On July 5, 2020, two million people in Lucknow, India gathered in a valiant act of defiance against climate change. Their goal? To plant over 250 million trees on riverbanks, farmlands, and around government buildings. With tree saplings in hand and strict social distancing orders in place, the countless volunteers, government officials, and lawmakers worked tirelessly throughout the day. The event—which is just one of the many scheduled to occur in India—is focused on meeting a “trillion trees planted” benchmark.
According to a 2019 study from the American Association for the Advancement of Science, the planting of a trillion trees globally could prove to be the single-most effective way to fight climate change. The findings of that study have further sparked the lofty and ongoing environmental goal in India. It’s an initiative that's aimed at keeping a third of India’s land area under lush forest and tree cover—that’s a staggering 235 million acres of trees by the year 2030.
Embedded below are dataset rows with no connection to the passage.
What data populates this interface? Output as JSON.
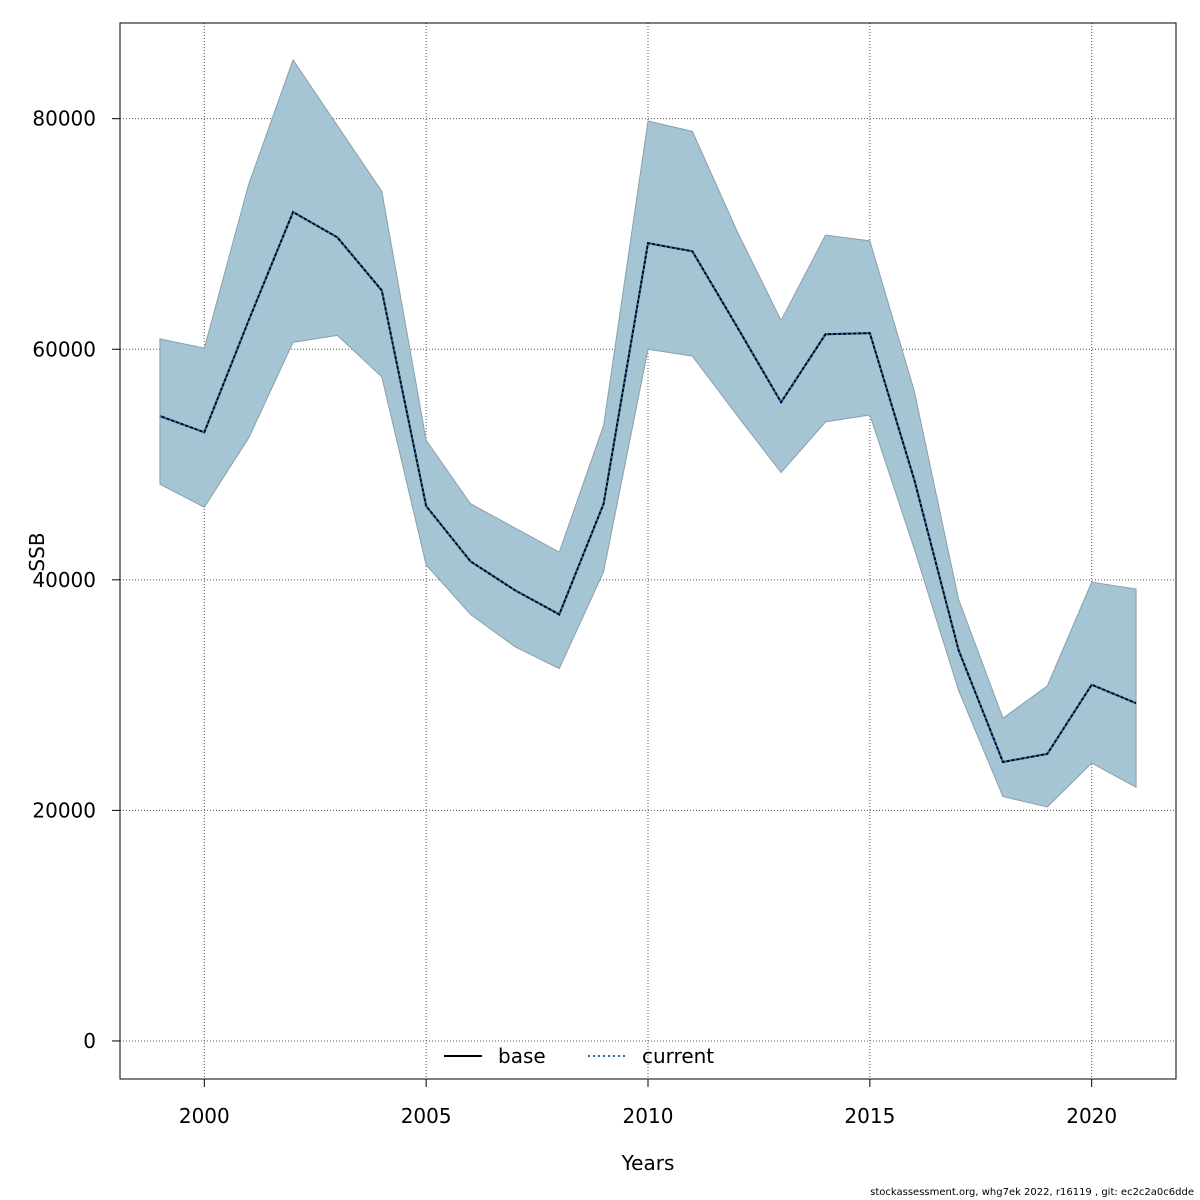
{
  "chart_data": {
    "type": "line",
    "title": "",
    "xlabel": "Years",
    "ylabel": "SSB",
    "xlim": [
      1998.1,
      2021.9
    ],
    "ylim": [
      -3300,
      88300
    ],
    "x_ticks": [
      2000,
      2005,
      2010,
      2015,
      2020
    ],
    "y_ticks": [
      0,
      20000,
      40000,
      60000,
      80000
    ],
    "x_tick_labels": [
      "2000",
      "2005",
      "2010",
      "2015",
      "2020"
    ],
    "y_tick_labels": [
      "0",
      "20000",
      "40000",
      "60000",
      "80000"
    ],
    "grid": true,
    "legend_position": "bottom-center",
    "x": [
      1999,
      2000,
      2001,
      2002,
      2003,
      2004,
      2005,
      2006,
      2007,
      2008,
      2009,
      2010,
      2011,
      2012,
      2013,
      2014,
      2015,
      2016,
      2017,
      2018,
      2019,
      2020,
      2021
    ],
    "band": {
      "upper": [
        60900,
        60100,
        74300,
        85100,
        79400,
        73700,
        52100,
        46600,
        44500,
        42400,
        53400,
        79800,
        78900,
        70300,
        62500,
        69900,
        69400,
        56400,
        38300,
        28000,
        30800,
        39800,
        39200
      ],
      "lower": [
        48300,
        46300,
        52300,
        60600,
        61200,
        57600,
        41300,
        37000,
        34200,
        32300,
        40700,
        60000,
        59400,
        54300,
        49300,
        53700,
        54300,
        42700,
        30400,
        21200,
        20300,
        24100,
        22000
      ],
      "color": "#a5c4d4",
      "edge_color": "#8aa0ab"
    },
    "series": [
      {
        "name": "base",
        "values": [
          54200,
          52800,
          62500,
          71900,
          69700,
          65100,
          46400,
          41600,
          39100,
          37000,
          46600,
          69200,
          68500,
          62000,
          55400,
          61300,
          61400,
          48700,
          33900,
          24200,
          24900,
          30900,
          29300
        ],
        "color": "#000000",
        "dash": "solid"
      },
      {
        "name": "current",
        "values": [
          54200,
          52800,
          62500,
          71900,
          69700,
          65100,
          46400,
          41600,
          39100,
          37000,
          46600,
          69200,
          68500,
          62000,
          55400,
          61300,
          61400,
          48700,
          33900,
          24200,
          24900,
          30900,
          29300
        ],
        "color": "#1f6fb5",
        "dash": "dotted"
      }
    ]
  },
  "credit_text": "stockassessment.org, whg7ek  2022, r16119 , git: ec2c2a0c6dde"
}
Despite the vast quantity of saplings that were planted, and optimism surrounding the event, there’s a growing concern over the longevity of the trees. It’s common for 40% of the tree saplings to succumb to disease or dehydration, leaving only 60% of saplings to survive. According to government spokesperson Awanish Awasthi, the trees planted during the July 5 event “were tagged and video recorded,” in an effort to not only ensure their survival, but also to make sure they thrive.